Her yaz aynı kabusu yaşıyoruz. Özellikle Ege Bölgesi başta olmak üzere, Türkiye’nin dört bir yanından yükselen siyah dumanlar, sadece ağaçları değil, içimizi de yakıyor.

Onca uyarıya, kampanyaya, yasağa rağmen...

Ablam semaverde çay demlemek ister, ormanı yakar.
Biri oğluna, diğeri babasına kızar, sinirini ormandan çıkarır.
Yastığında kene bulur, evini değil köyünü yakar.
Arıcılık yaparken tütsü yakacağım der, ormanı da yakar.
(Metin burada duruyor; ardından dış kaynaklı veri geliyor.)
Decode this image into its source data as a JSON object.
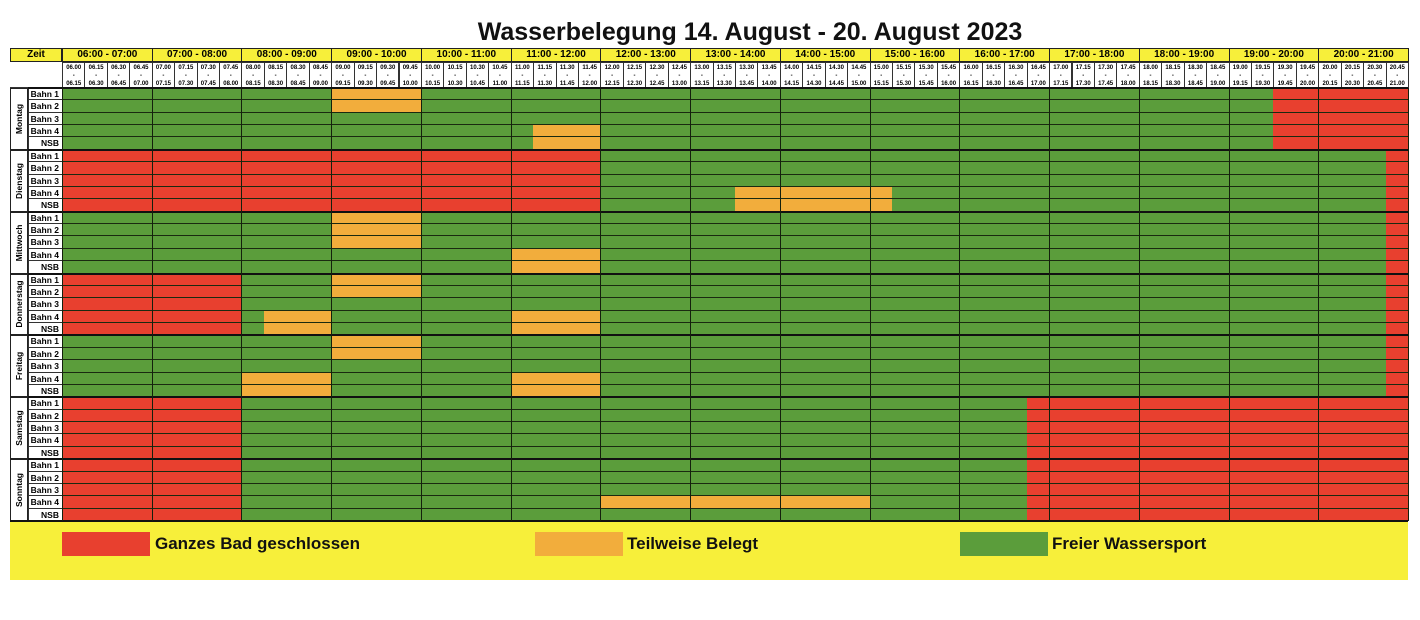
{
  "title": "Wasserbelegung 14. August - 20. August 2023",
  "zeit_label": "Zeit",
  "hours": [
    "06:00 - 07:00",
    "07:00 - 08:00",
    "08:00 - 09:00",
    "09:00 - 10:00",
    "10:00 - 11:00",
    "11:00 - 12:00",
    "12:00 - 13:00",
    "13:00 - 14:00",
    "14:00 - 15:00",
    "15:00 - 16:00",
    "16:00 - 17:00",
    "17:00 - 18:00",
    "18:00 - 19:00",
    "19:00 - 20:00",
    "20:00 - 21:00"
  ],
  "slot_separator": "-",
  "slots": [
    [
      "06.00",
      "06.15"
    ],
    [
      "06.15",
      "06.30"
    ],
    [
      "06.30",
      "06.45"
    ],
    [
      "06.45",
      "07.00"
    ],
    [
      "07.00",
      "07.15"
    ],
    [
      "07.15",
      "07.30"
    ],
    [
      "07.30",
      "07.45"
    ],
    [
      "07.45",
      "08.00"
    ],
    [
      "08.00",
      "08.15"
    ],
    [
      "08.15",
      "08.30"
    ],
    [
      "08.30",
      "08.45"
    ],
    [
      "08.45",
      "09.00"
    ],
    [
      "09.00",
      "09.15"
    ],
    [
      "09.15",
      "09.30"
    ],
    [
      "09.30",
      "09.45"
    ],
    [
      "09.45",
      "10.00"
    ],
    [
      "10.00",
      "10.15"
    ],
    [
      "10.15",
      "10.30"
    ],
    [
      "10.30",
      "10.45"
    ],
    [
      "10.45",
      "11.00"
    ],
    [
      "11.00",
      "11.15"
    ],
    [
      "11.15",
      "11.30"
    ],
    [
      "11.30",
      "11.45"
    ],
    [
      "11.45",
      "12.00"
    ],
    [
      "12.00",
      "12.15"
    ],
    [
      "12.15",
      "12.30"
    ],
    [
      "12.30",
      "12.45"
    ],
    [
      "12.45",
      "13.00"
    ],
    [
      "13.00",
      "13.15"
    ],
    [
      "13.15",
      "13.30"
    ],
    [
      "13.30",
      "13.45"
    ],
    [
      "13.45",
      "14.00"
    ],
    [
      "14.00",
      "14.15"
    ],
    [
      "14.15",
      "14.30"
    ],
    [
      "14.30",
      "14.45"
    ],
    [
      "14.45",
      "15.00"
    ],
    [
      "15.00",
      "15.15"
    ],
    [
      "15.15",
      "15.30"
    ],
    [
      "15.30",
      "15.45"
    ],
    [
      "15.45",
      "16.00"
    ],
    [
      "16.00",
      "16.15"
    ],
    [
      "16.15",
      "16.30"
    ],
    [
      "16.30",
      "16.45"
    ],
    [
      "16.45",
      "17.00"
    ],
    [
      "17.00",
      "17.15"
    ],
    [
      "17.15",
      "17.30"
    ],
    [
      "17.30",
      "17.45"
    ],
    [
      "17.45",
      "18.00"
    ],
    [
      "18.00",
      "18.15"
    ],
    [
      "18.15",
      "18.30"
    ],
    [
      "18.30",
      "18.45"
    ],
    [
      "18.45",
      "19.00"
    ],
    [
      "19.00",
      "19.15"
    ],
    [
      "19.15",
      "19.30"
    ],
    [
      "19.30",
      "19.45"
    ],
    [
      "19.45",
      "20.00"
    ],
    [
      "20.00",
      "20.15"
    ],
    [
      "20.15",
      "20.30"
    ],
    [
      "20.30",
      "20.45"
    ],
    [
      "20.45",
      "21.00"
    ]
  ],
  "lanes": [
    "Bahn 1",
    "Bahn 2",
    "Bahn 3",
    "Bahn 4",
    "NSB"
  ],
  "status_colors": {
    "R": "#e8402f",
    "O": "#f2ad3c",
    "G": "#5b9d3b"
  },
  "days": [
    {
      "name": "Montag",
      "rows": [
        "GGGGGGGGGGGGOOOOGGGGGGGGGGGGGGGGGGGGGGGGGGGGGGGGGGGGGGRRRRRR",
        "GGGGGGGGGGGGOOOOGGGGGGGGGGGGGGGGGGGGGGGGGGGGGGGGGGGGGGRRRRRR",
        "GGGGGGGGGGGGGGGGGGGGGGGGGGGGGGGGGGGGGGGGGGGGGGGGGGGGGGRRRRRR",
        "GGGGGGGGGGGGGGGGGGGGGOOOGGGGGGGGGGGGGGGGGGGGGGGGGGGGGGRRRRRR",
        "GGGGGGGGGGGGGGGGGGGGGOOOGGGGGGGGGGGGGGGGGGGGGGGGGGGGGGRRRRRR"
      ]
    },
    {
      "name": "Dienstag",
      "rows": [
        "RRRRRRRRRRRRRRRRRRRRRRRRGGGGGGGGGGGGGGGGGGGGGGGGGGGGGGGGGGGR",
        "RRRRRRRRRRRRRRRRRRRRRRRRGGGGGGGGGGGGGGGGGGGGGGGGGGGGGGGGGGGR",
        "RRRRRRRRRRRRRRRRRRRRRRRRGGGGGGGGGGGGGGGGGGGGGGGGGGGGGGGGGGGR",
        "RRRRRRRRRRRRRRRRRRRRRRRRGGGGGGOOOOOOOGGGGGGGGGGGGGGGGGGGGGGR",
        "RRRRRRRRRRRRRRRRRRRRRRRRGGGGGGOOOOOOOGGGGGGGGGGGGGGGGGGGGGGR"
      ]
    },
    {
      "name": "Mittwoch",
      "rows": [
        "GGGGGGGGGGGGOOOOGGGGGGGGGGGGGGGGGGGGGGGGGGGGGGGGGGGGGGGGGGGR",
        "GGGGGGGGGGGGOOOOGGGGGGGGGGGGGGGGGGGGGGGGGGGGGGGGGGGGGGGGGGGR",
        "GGGGGGGGGGGGOOOOGGGGGGGGGGGGGGGGGGGGGGGGGGGGGGGGGGGGGGGGGGGR",
        "GGGGGGGGGGGGGGGGGGGGOOOOGGGGGGGGGGGGGGGGGGGGGGGGGGGGGGGGGGGR",
        "GGGGGGGGGGGGGGGGGGGGOOOOGGGGGGGGGGGGGGGGGGGGGGGGGGGGGGGGGGGR"
      ]
    },
    {
      "name": "Donnerstag",
      "rows": [
        "RRRRRRRRGGGGOOOOGGGGGGGGGGGGGGGGGGGGGGGGGGGGGGGGGGGGGGGGGGGR",
        "RRRRRRRRGGGGOOOOGGGGGGGGGGGGGGGGGGGGGGGGGGGGGGGGGGGGGGGGGGGR",
        "RRRRRRRRGGGGGGGGGGGGGGGGGGGGGGGGGGGGGGGGGGGGGGGGGGGGGGGGGGGR",
        "RRRRRRRRGOOOGGGGGGGGOOOOGGGGGGGGGGGGGGGGGGGGGGGGGGGGGGGGGGGR",
        "RRRRRRRRGOOOGGGGGGGGOOOOGGGGGGGGGGGGGGGGGGGGGGGGGGGGGGGGGGGR"
      ]
    },
    {
      "name": "Freitag",
      "rows": [
        "GGGGGGGGGGGGOOOOGGGGGGGGGGGGGGGGGGGGGGGGGGGGGGGGGGGGGGGGGGGR",
        "GGGGGGGGGGGGOOOOGGGGGGGGGGGGGGGGGGGGGGGGGGGGGGGGGGGGGGGGGGGR",
        "GGGGGGGGGGGGGGGGGGGGGGGGGGGGGGGGGGGGGGGGGGGGGGGGGGGGGGGGGGGR",
        "GGGGGGGGOOOOGGGGGGGGOOOOGGGGGGGGGGGGGGGGGGGGGGGGGGGGGGGGGGGR",
        "GGGGGGGGOOOOGGGGGGGGOOOOGGGGGGGGGGGGGGGGGGGGGGGGGGGGGGGGGGGR"
      ]
    },
    {
      "name": "Samstag",
      "rows": [
        "RRRRRRRRGGGGGGGGGGGGGGGGGGGGGGGGGGGGGGGGGGGRRRRRRRRRRRRRRRRR",
        "RRRRRRRRGGGGGGGGGGGGGGGGGGGGGGGGGGGGGGGGGGGRRRRRRRRRRRRRRRRR",
        "RRRRRRRRGGGGGGGGGGGGGGGGGGGGGGGGGGGGGGGGGGGRRRRRRRRRRRRRRRRR",
        "RRRRRRRRGGGGGGGGGGGGGGGGGGGGGGGGGGGGGGGGGGGRRRRRRRRRRRRRRRRR",
        "RRRRRRRRGGGGGGGGGGGGGGGGGGGGGGGGGGGGGGGGGGGRRRRRRRRRRRRRRRRR"
      ]
    },
    {
      "name": "Sonntag",
      "rows": [
        "RRRRRRRRGGGGGGGGGGGGGGGGGGGGGGGGGGGGGGGGGGGRRRRRRRRRRRRRRRRR",
        "RRRRRRRRGGGGGGGGGGGGGGGGGGGGGGGGGGGGGGGGGGGRRRRRRRRRRRRRRRRR",
        "RRRRRRRRGGGGGGGGGGGGGGGGGGGGGGGGGGGGGGGGGGGRRRRRRRRRRRRRRRRR",
        "RRRRRRRRGGGGGGGGGGGGGGGGOOOOOOOOOOOOGGGGGGGRRRRRRRRRRRRRRRRR",
        "RRRRRRRRGGGGGGGGGGGGGGGGGGGGGGGGGGGGGGGGGGGRRRRRRRRRRRRRRRRR"
      ]
    }
  ],
  "legend": [
    {
      "code": "R",
      "label": "Ganzes Bad geschlossen"
    },
    {
      "code": "O",
      "label": "Teilweise Belegt"
    },
    {
      "code": "G",
      "label": "Freier Wassersport"
    }
  ],
  "legend_background": "#f7ef3a"
}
Ve sonra milyonlarca liralık zarar, kül olan hektarlarca yeşil, yok olan canlılar…
Ama en büyük kayıp, ekosistemdir.
Yıllarca büyüyen, gölgesiyle serinleten, kökleriyle su tutan orman; birkaç saatlik gaflet ya da ihanetle yok olur.

Devlet önlem almaz mı? Alıyor.
Yasak koyuyor, nöbet tutuyor, uyarı yapıyor.
Ama ne yapsın daha? Her ağacın başına bir polis ya da jandarma mı diksin?
İnsan niyeti bozuksa, cehaleti inatla sürdürüyor, yasağın anlamı kalmıyor.

Ve yetmezmiş gibi...
Bir de başka bir “yangın” var ki, o daha sinsice yakıyor bu ülkeyi:
Ormana villa yapmak için ateş yakanlar.
O araziye otel dikmek isteyen müteahhit kafaları.
Bunlara kasten orman yakanlar deniyor.
Hem ormanı, hem yasayı, hem vicdanı yakıyorlar.
Onlara tek sözüm var: Allah belanızı versin.

Orman, bu ülkenin ciğeridir, nefesidir.
Unutmayalım: Her ağaç, her yeşil dal; yalnızca doğanın değil, çocuklarımızın da geleceğidir. Onu korumak, hepimizin insanlık borcudur.